Data presented Tuesday by analytics firm Lex Machina show that some $15 billion in patent damages have been awarded in U.S. courts over the last 14 years. The 10 largest awards, including three for $1 billion or more, account for nearly half that amount. But the median compensatory award was around $400,000, far less than the typical cost of litigating a patent case to verdict.
“The damage awards are often not enough to pay the litigation fees,” said Stanford law professor and Lex Machina cofounder Mark Lemley, who previewed the data Tuesday along with four other lawyers. “The profit is not going to trial. It’s in settling the case before trial.”
Wilson Sonsini Goodrich & Rosati partner James Yoon agreed, saying the data help explain why many patent holders settle in a range of $50,000-$70,000. “The plaintiff firms that are repeat players are rational actors,” he said. “The difficulty is the irrational player. The individual who thinks they’ve got the lottery ticket, they’re going to retire on a tropical island—they’re the ones who are difficult to settle with.”
The three big winners were Johnson & Johnson, which obtained a $1.67 billion verdict against Abbott Laboratories over the arthritis drug Humira; Carnegie Mellon University, which won $1.1 billion against Marvell Technology Group; and Monsanto Co., which was awarded $1 billion against DuPont Co.
None of those verdicts has withstood appeal, though.

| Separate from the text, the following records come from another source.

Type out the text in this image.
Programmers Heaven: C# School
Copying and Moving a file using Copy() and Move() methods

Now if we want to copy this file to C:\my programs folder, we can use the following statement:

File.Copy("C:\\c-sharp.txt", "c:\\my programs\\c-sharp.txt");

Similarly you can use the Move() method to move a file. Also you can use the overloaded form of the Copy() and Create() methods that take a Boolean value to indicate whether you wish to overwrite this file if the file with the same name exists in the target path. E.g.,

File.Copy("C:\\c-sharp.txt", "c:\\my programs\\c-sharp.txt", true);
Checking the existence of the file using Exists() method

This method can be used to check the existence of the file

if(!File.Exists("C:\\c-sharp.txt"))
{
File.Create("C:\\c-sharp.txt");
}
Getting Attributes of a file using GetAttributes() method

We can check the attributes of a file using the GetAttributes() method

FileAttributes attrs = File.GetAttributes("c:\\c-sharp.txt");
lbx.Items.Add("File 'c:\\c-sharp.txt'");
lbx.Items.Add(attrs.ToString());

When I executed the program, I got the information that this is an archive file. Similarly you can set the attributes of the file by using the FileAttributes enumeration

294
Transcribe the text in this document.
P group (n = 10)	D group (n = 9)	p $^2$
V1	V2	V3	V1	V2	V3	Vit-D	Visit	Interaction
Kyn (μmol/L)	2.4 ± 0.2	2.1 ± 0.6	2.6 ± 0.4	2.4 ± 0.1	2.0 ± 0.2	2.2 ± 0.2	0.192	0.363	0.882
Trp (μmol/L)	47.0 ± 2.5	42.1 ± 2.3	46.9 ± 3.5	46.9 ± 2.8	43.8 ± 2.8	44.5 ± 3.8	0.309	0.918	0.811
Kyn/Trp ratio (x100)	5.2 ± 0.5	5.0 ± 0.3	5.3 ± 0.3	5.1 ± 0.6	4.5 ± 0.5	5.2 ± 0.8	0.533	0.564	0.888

Johnson & Johnson’s win was thrown out, Monsanto and Dupont settled, and Marvell’s appeal is pending before the U.S. Court of Appeals for the Federal Circuit. Apple Inc.’s $930 million verdict against Samsung Electronics Co. was not considered in the report because the judgment included both patent and trade dress infringement.
With $2 billion in 23 cases, McKool Smith topped the list of law firms with the most compensatory damages won, according to Lex Machina’s preliminary data. Sayles Werbner; Woodcock Washburn; Beck Redden; and Akin Gump Strauss Hauer & Feld rounded out the top five. (Woodcock Washburn merged with Baker & Hostetler in January.)
The Eastern District of Texas accounted for $5 billion, or about one-third, of all the compensatory damages awarded since 2000. But that was largely because so many cases are filed there. The median award in that district was actually less than in the Eastern District of Virginia and the District of Kansas.
Enhanced damages and attorney fee awards were not a big factor in most cases. Enhanced damages topped $50 million only five times and fee awards exceeded $6 million in only eight cases. Marta Beckwith, vice president-legal at Aruba Networks, said that squares with her impression that judges reserve enhanced damages for the most extreme circumstances. “If your facts are so bad that you think there may be enhanced damages, you’d better get out of that case right now,” she said.
Lemley said it was somewhat surprising to see the median awards trending upward over the last several years, given recent efforts by the Federal Circuit to rein in patent damages. The Federal Circuit recently loosened the reins somewhat in May with Apple v. Motorola, Lemley noted.
Lex Machina’s Owen Byrd led Tuesday’s discussion, which was held at the Westin Hotel in Palo Alto.